When world oil prices collapsed from about $100 a barrel to less than $50 over the second half of last year, it made some drilling projects unprofitable. Exxon is beginning to cut costs — the company said last month that it would trim capital spending this year by 12 per cent, to $34 billion, and the CEO expects relatively low oil prices to stick around.
First-quarter profit also fell at BP PLC and France’s Total SA. Royal Dutch Shell reported an increase because last year’s results were weighed down by one-time charges.
Exxon’s production in the first quarter rose 2 per cent compared with a year ago, as energy flowed from new projects from the U.S. to Papua New Guinea, so the profit plunge was almost entirely from lower prices.
Exxon lost money on exploration and production in the U.S. — it earned $1.2 billion from that drilling a year ago. Production outside the U.S. remained profitable, but the earnings fell by more than half. Refining and marketing earnings rose.
The profit worked out to $1.17 per share, down from $2.10 per share a year earlier. The average estimate among 11 analysts surveyed by Zacks Investment Research was 80 cents per share.
Revenue fell 36 per cent, to $67.62 billion.
With the collapse in prices, outfits that help drill have laid off thousands of workers. The oil companies are adjusting their techniques to pull even more oil and gas out of wells, some of which were drilled just a few years ago.
Fundamental changes could be necessary because industry officials don’t expect energy prices to surge anytime soon. Exxon CEO Rex Tillerson said at an industry conference last week that low prices are “going to be with us for a while.”
Analysts have pressed Exxon executives for years to increase production. The company’s huge size, geographic and business diversity, conservative management and high earnings have favoured a go-slow approach.
But in the first quarter, overall production rose 2 per cent despite a dip in natural gas output.
“This company has been growth-challenged for quite some time,” said Brian Youngberg, an analyst for Edward Jones. “To see some production growth and exceeding volume expectations was a good sign.”
The slump in oil prices has hurt the stock market valuation of some companies, and could add to pressure from Wall Street for Exxon to boost production with an acquisition that would match Shell’s announced purchase of BG Group PLC.
Exxon, however, didn’t get the boost it expected from its last big acquisition, the 2010 purchase of natural gas producer XTO Energy, because of stubbornly low gas prices.
“I think it would be a mistake for them to go make a major acquisition,” said Youngberg. “The (oil) companies aren’t in dire straits.
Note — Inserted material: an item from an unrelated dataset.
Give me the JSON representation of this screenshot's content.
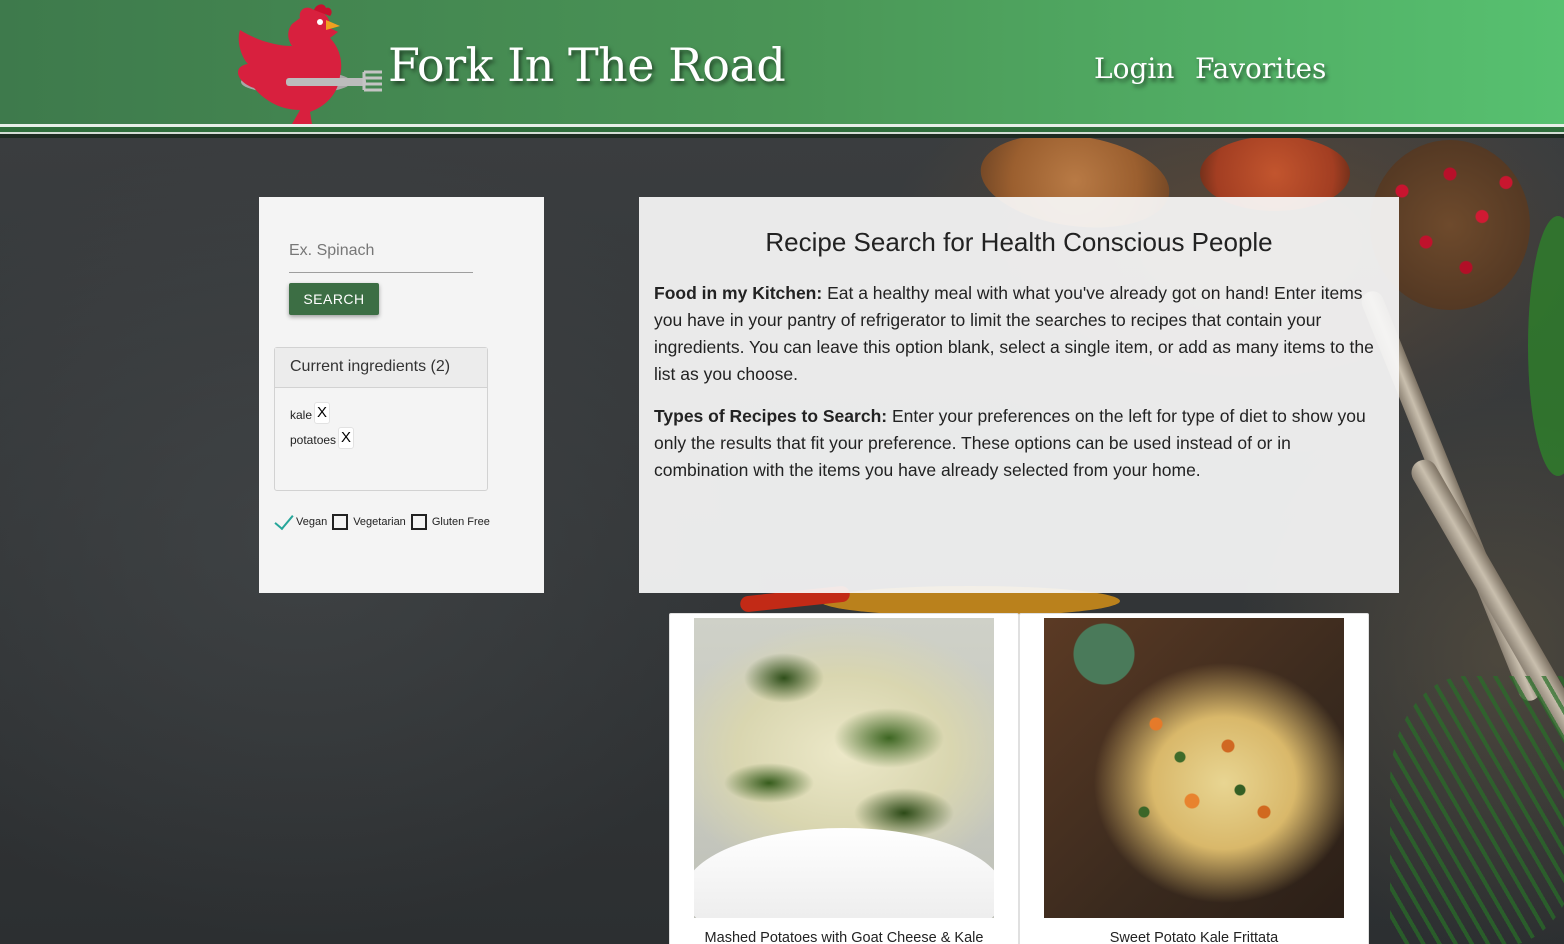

Exxon really needs to focus internally, develop the projects they have in progress.”
BG went through a leadership change right before agreeing to the Shell deal, a situation that might not occur at other potential acquisition targets.
Exxon continues to return money to shareholders. On Wednesday, it announced a 6 per cent increase in its dividend that will cost around $168 million per quarter.
On a conference call with analysts, vice-president of investor relations Jeff Woodbury said low oil prices don’t change Exxon’s strategy. He said the company will focus on finding projects that increase profits and “to paying a reliable and growing dividend.”
Shares of the Irving-based company were up 30 cents to $88.17 in midday trading. The shares were down 5 per cent in 2015 at Wednesday’s closing price.